It happens every summer. You hear about it on the news. It is usually unintentional, accidental, and devastating. Quiet, sleeping babies are left in hot cars. It seems unthinkable—how could a parent forget their child? However, even the best of parents get into their routine, are overwhelmed by the stress of everyday life, and their mind is somewhere else when they exit their vehicle. According to a USA Today report, an average of 38 children have died in hot cars each year in the United States since 1998. More than half of heat stroke deaths occur because a caregiver forgot the child in the car. Other heat stroke deaths occur when a child gets into a car without the caregiver knowing and can’t get out.
Temperatures Rise Quickly, Even on Cool Days, and Cracking the Windows Does NOT Help
Researchers from Stanford University published a study finding that even on relatively cool days, the temperature inside a parked car can quickly spike to life-threatening levels if the sun is out.
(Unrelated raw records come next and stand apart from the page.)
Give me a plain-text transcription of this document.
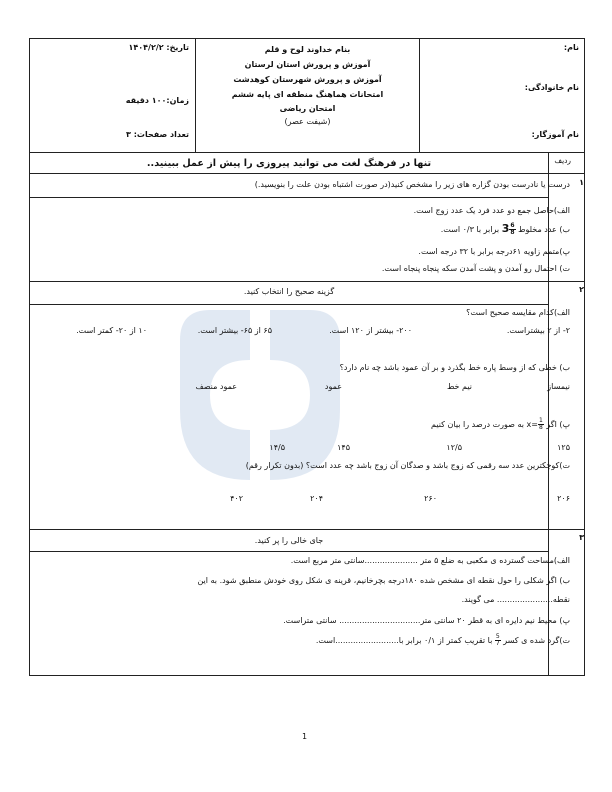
نام:
نام خانوادگی:
نام آموزگار:
بنام خداوند لوح و قلم
آموزش و پرورش استان لرستان
آموزش و پرورش شهرستان کوهدشت
امتحانات هماهنگ منطقه ای پایه ششم
امتحان ریاضی
(شیفت عصر)
تاریخ: ۱۴۰۴/۲/۲
زمان:۱۰۰ دقیقه
تعداد صفحات: ۳
ردیف
تنها در فرهنگ لغت می توانید پیروزی را پیش از عمل ببینید..
۱
درست یا نادرست بودن گزاره های زیر را مشخص کنید(در صورت اشتباه بودن علت را بنویسید.)
الف)حاصل جمع دو عدد فرد یک عدد زوج است.
ب) عدد مخلوط $3 \frac{6}{8}$
برابر با ۰/۳ است.
پ)متمم زاویه ۶۱درجه برابر با ۳۲ درجه است.
ت) احتمال رو آمدن و پشت آمدن سکه پنجاه پنجاه است.
۲
گزینه صحیح را انتخاب کنید.
الف)کدام مقایسه صحیح است؟
۲- از ۲ بیشتراست.
۲۰۰- بیشتر از ۱۲۰ است.
۶۵ از ۶۵- بیشتر است.
۱۰ از ۲۰- کمتر است.
ب) خطی که از وسط پاره خط بگذرد و بر آن عمود باشد چه نام دارد؟
نیمساز
نیم خط
عمود
عمود منصف
پ) اگر $x= \frac{1}{8}$
به صورت درصد را بیان کنیم
۱۲۵
۱۲/۵
۱۴۵
۱۴/۵
ت)کوچکترین عدد سه رقمی که زوج باشد و صدگان آن زوج باشد چه عدد است؟ (بدون تکرار رقم)
۲۰۶
۲۶۰
۲۰۴
۴۰۲
۳
جای خالی را پر کنید.
الف)مساحت گسترده ی مکعبی به ضلع ۵ متر .....................سانتی متر مربع است.
ب) اگر شکلی را حول نقطه ای مشخص شده ۱۸۰درجه بچرخانیم، قرینه ی شکل روی خودش منطبق شود. به این
نقطه...................... می گویند.
پ) محیط نیم دایره ای به قطر ۲۰ سانتی متر................................ سانتی متراست.
ت)گرد شده ی کسر
$\frac{5}{7}$
با تقریب کمتر از ۰/۱ برابر با.........................است.
1
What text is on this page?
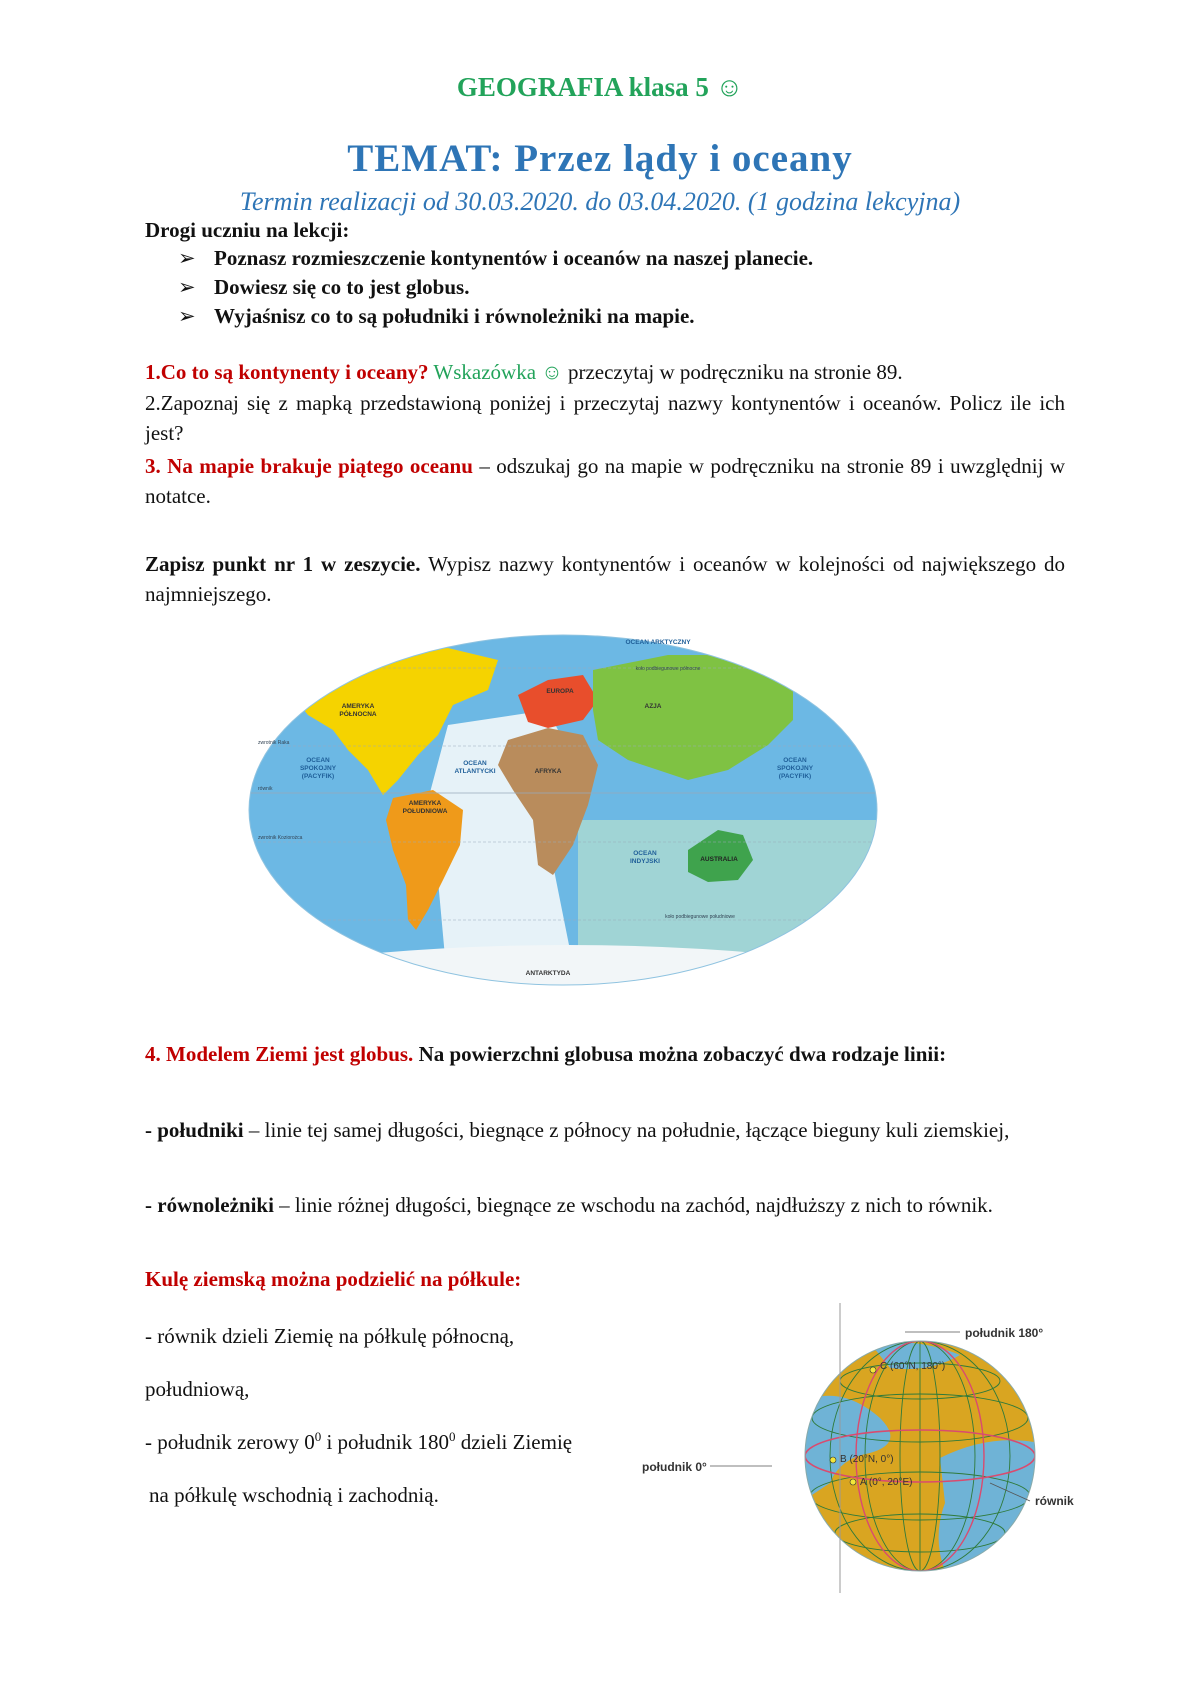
GEOGRAFIA klasa 5 ☺
TEMAT: Przez lądy i oceany
Termin realizacji od 30.03.2020. do 03.04.2020. (1 godzina lekcyjna)
Drogi uczniu na lekcji:
➢ Poznasz rozmieszczenie kontynentów i oceanów na naszej planecie.
➢ Dowiesz się co to jest globus.
➢ Wyjaśnisz co to są południki i równoleżniki na mapie.
1.Co to są kontynenty i oceany? Wskazówka ☺ przeczytaj w podręczniku na stronie 89.
2.Zapoznaj się z mapką przedstawioną poniżej i przeczytaj nazwy kontynentów i oceanów. Policz ile ich jest?
3. Na mapie brakuje piątego oceanu – odszukaj go na mapie w podręczniku na stronie 89 i uwzględnij w notatce.
Zapisz punkt nr 1 w zeszycie. Wypisz nazwy kontynentów i oceanów w kolejności od największego do najmniejszego.
OCEAN ARKTYCZNY
koło podbiegunowe północne
AMERYKA
PÓŁNOCNA
EUROPA
AZJA
zwrotnik Raka
OCEAN
SPOKOJNY
(PACYFIK)
OCEAN
SPOKOJNY
(PACYFIK)
OCEAN
ATLANTYCKI	AFRYKA
równik
AMERYKA
POŁUDNIOWA
zwrotnik Koziorożca
OCEAN
INDYJSKI	AUSTRALIA
koło podbiegunowe południowe
ANTARKTYDA
4. Modelem Ziemi jest globus. Na powierzchni globusa można zobaczyć dwa rodzaje linii:
- południki – linie tej samej długości, biegnące z północy na południe, łączące bieguny kuli ziemskiej,
- równoleżniki – linie różnej długości, biegnące ze wschodu na zachód, najdłuższy z nich to równik.
Kulę ziemską można podzielić na półkule:
- równik dzieli Ziemię na półkulę północną,
południową,
- południk zerowy $0^0$ i południk $180^0$ dzieli Ziemię
na półkulę wschodnią i zachodnią.
południk 180°
C (60°N, 180°)
B (20°N, 0°)
południk 0°
A (0°, 20°E)
równik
A vehicle can heat up to 20 degrees in 10 minutes. The study also found that cracking windows doesn’t help.
Hot Cars Often Prove Fatal for Pets as Well
While it may be unthinkable to purposely leave a child in a parked car, people frequently leave their pets in parked cars to run quick errands. Hot cars are deathtraps for pets. PETA warns that animals can sustain brain damage or even die from heatstroke in just 15 minutes.
With New Mexico temperatures reaching 100 degrees in the summer months, New Mexico residents need to be on high alert.
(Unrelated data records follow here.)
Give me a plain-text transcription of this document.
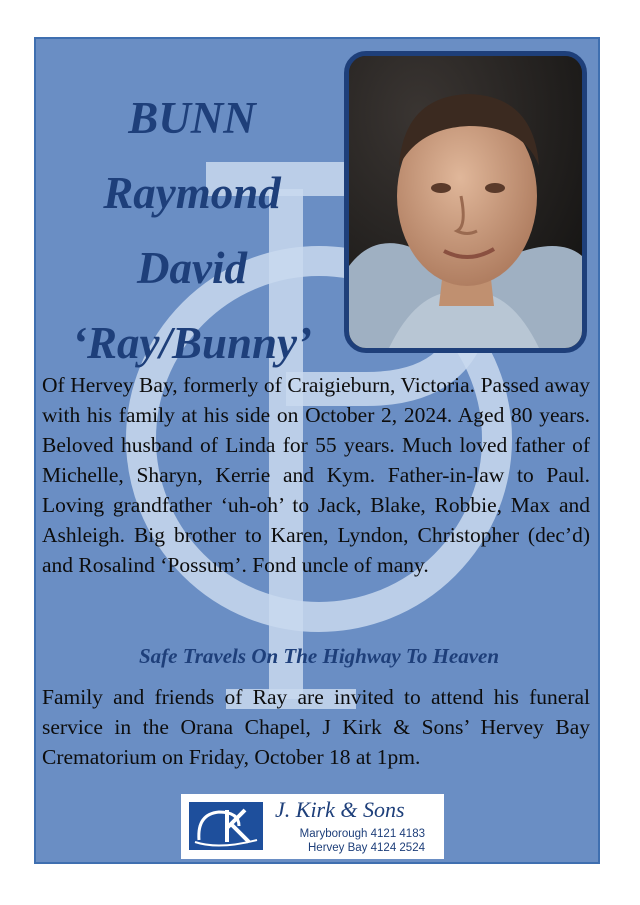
BUNN
Raymond
David
‘Ray/Bunny’
Of Hervey Bay, formerly of Craigieburn, Victoria. Passed away with his family at his side on October 2, 2024. Aged 80 years. Beloved husband of Linda for 55 years. Much loved father of Michelle, Sharyn, Kerrie and Kym. Father-in-law to Paul. Loving grandfather ‘uh-oh’ to Jack, Blake, Robbie, Max and Ashleigh. Big brother to Karen, Lyndon, Christopher (dec’d) and Rosalind ‘Possum’. Fond uncle of many.
Safe Travels On The Highway To Heaven
Family and friends of Ray are invited to attend his funeral service in the Orana Chapel, J Kirk & Sons’ Hervey Bay Crematorium on Friday, October 18 at 1pm.
J. Kirk & Sons
Maryborough 4121 4183
Hervey Bay 4124 2524
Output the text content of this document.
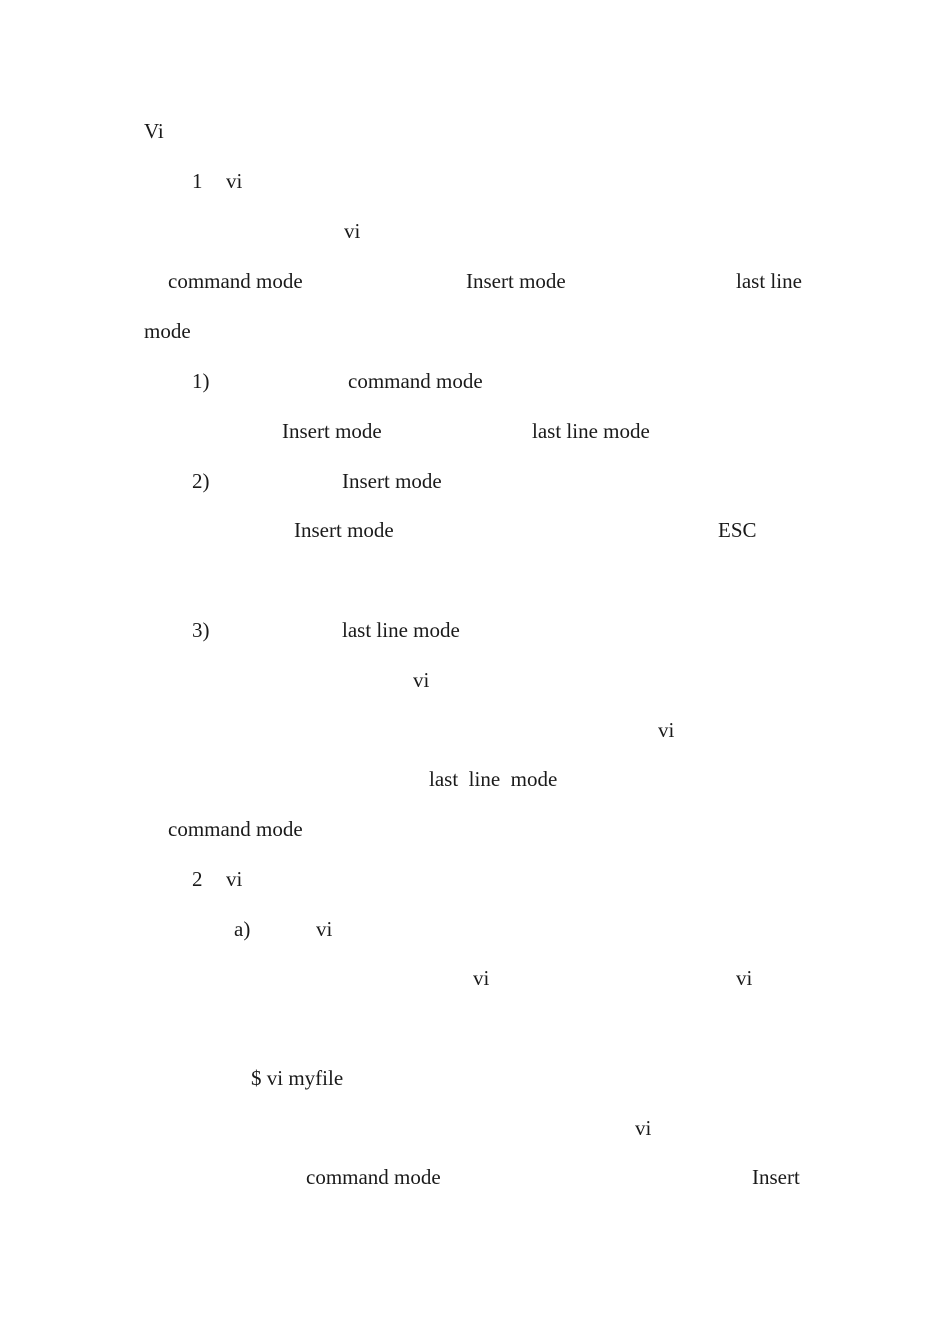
Vi
1 vi
vi
command mode	Insert mode	last line
mode
1)	command mode
Insert mode	last line mode
2)	Insert mode
Insert mode	ESC
3)	last line mode
vi
vi
last  line  mode
command mode
2 vi
a)	vi
vi	vi
$ vi myfile
vi
command mode	Insert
Take Whatever Steps Are Necessary to Save the Lives of Children and Animals In Hot Cars
Do not, under any circumstance leave your child or pet in a vehicle for any length of time. Death by heatstroke is preventable. If you see a child or pet in a hot car, take action immediately. If the vehicle is in a car parking lot, go into the store or business and have it announced. Some states, like Florida, have recently enacted laws allowing individuals to break into cars to save vulnerable pets and people. At Keller and Keller, we encourage you to take whatever action necessary to save the life of an animal or child.